Some notes on how fishing hooks are made. The main gist is that you need to balance between strength, flexibility, and brittleness. A tempering oven is needed for hook production. Gamakatsu, a leading producer of hooks, uses digitally controlled tempering to make this repeatable and precise.

Material

Most fishing hooks are made from high carbon steel wire. It’s very important for this wire to be uniform, otherwise you’ll get weak parts in your hook.

Fishing hooks are often either zinc plated (one process to accomplish this is galvanization) for corrosion resistance, or nickle-plated to give it a black, stealthy sheen.

Forming

image

VMC uses (8) steps automated by machines:

  1. Cut a length of wire and strengthen it
  2. Add an eye by looping the top
  3. Forge / flatten the end
  4. Cut to size
  5. Coarse grind for sharpening
  6. Add barb
  7. Sharpening finish (while the hook is still straight!!)
  8. Shape the hook

Tempering

Make the metal hard

To harden the metal, you need to:

  1. Bring it up to a temp based on your metal type
  2. Hold it at that temp so that the metal is uniformly hot. How long it’s held there affects the material’s hardness.
  3. Cool it down (Gamakatsu cools their hooks in oil).

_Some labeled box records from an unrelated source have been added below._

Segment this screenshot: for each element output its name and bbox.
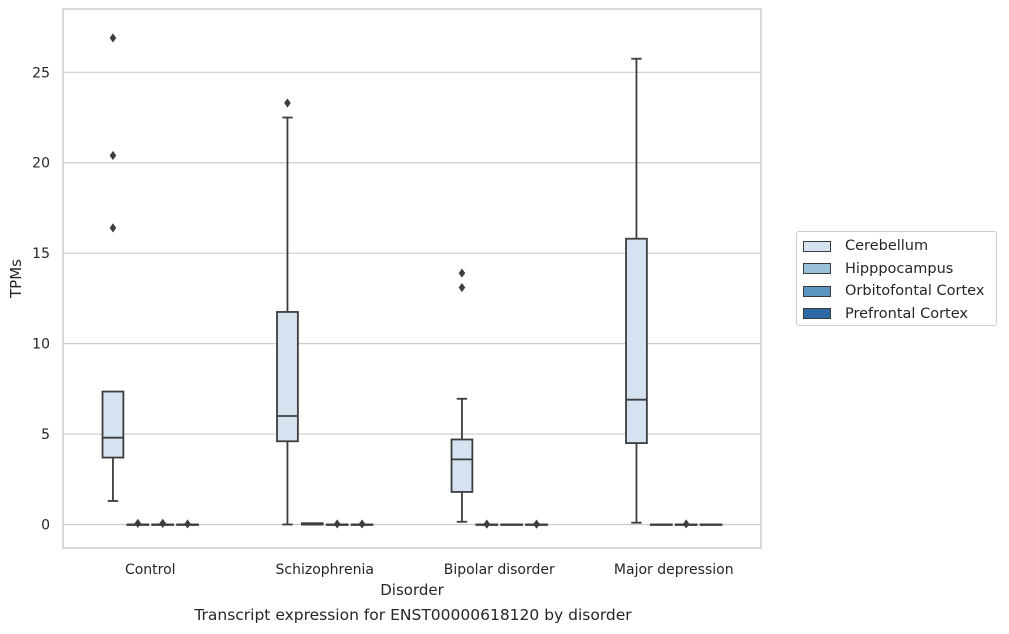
outlier-point [184,519,191,529]
outlier-point [109,33,117,43]
legend-label: Prefrontal Cortex [845,305,968,322]
outlier-point [483,519,491,529]
legend-item: Hipppocampus [803,258,996,281]
y-tick-label: 5 [41,427,50,443]
y-axis-label: TPMs [7,259,25,299]
x-tick-label: Control [125,562,176,578]
outlier-point [134,518,142,529]
outlier-point [109,150,117,161]
outlier-point [458,282,466,293]
y-tick-label: 10 [32,337,50,353]
outlier-point [109,223,117,233]
outlier-point [284,98,291,108]
legend: Cerebellum Hipppocampus Orbitofontal Cor… [796,231,997,326]
legend-label: Cerebellum [845,238,929,255]
outlier-point [358,519,366,529]
outlier-point [533,519,540,529]
y-tick-label: 15 [32,246,50,262]
y-tick-label: 25 [32,65,50,81]
outlier-point [333,519,341,529]
legend-item: Prefrontal Cortex [803,303,996,326]
legend-swatch [803,285,831,297]
legend-label: Hipppocampus [845,260,954,277]
legend-item: Cerebellum [803,235,996,258]
legend-label: Orbitofontal Cortex [845,283,985,300]
outlier-point [458,268,466,278]
x-axis-label: Disorder [380,581,444,599]
outlier-point [682,519,690,529]
chart-caption: Transcript expression for ENST0000061812… [194,606,632,624]
legend-swatch [803,263,831,275]
legend-item: Orbitofontal Cortex [803,280,996,303]
legend-swatch [803,308,831,320]
box [276,311,299,443]
x-tick-label: Major depression [614,562,734,578]
box [450,438,474,493]
y-tick-labels: 0 5 10 15 20 25 [32,65,50,533]
box [625,237,648,444]
y-tick-label: 20 [32,156,50,172]
plot-frame [62,8,762,549]
x-tick-labels: Control Schizophrenia Bipolar disorder Majo… [125,562,734,578]
y-tick-label: 0 [41,517,50,533]
x-tick-label: Schizophrenia [276,562,374,578]
box [101,390,125,459]
outlier-point [159,518,166,529]
box-groups [101,33,723,529]
x-tick-label: Bipolar disorder [444,562,555,578]
legend-swatch [803,240,831,252]
gridlines [63,71,761,526]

Make the metal less brittle

Same thing, lower temp.

  1. Bring the metal up to a (lower, brittleness-reducing) temp.
  2. Hold it there again.
  3. Cool it down again

Sharpening

I’m still not sure how chemical sharpening works, but mechanical sharpening is simple enough. I’ve also seen cheap hook companies apparently solder or weld the tip of the hook on after the fact? It’s unclear to me why that would help.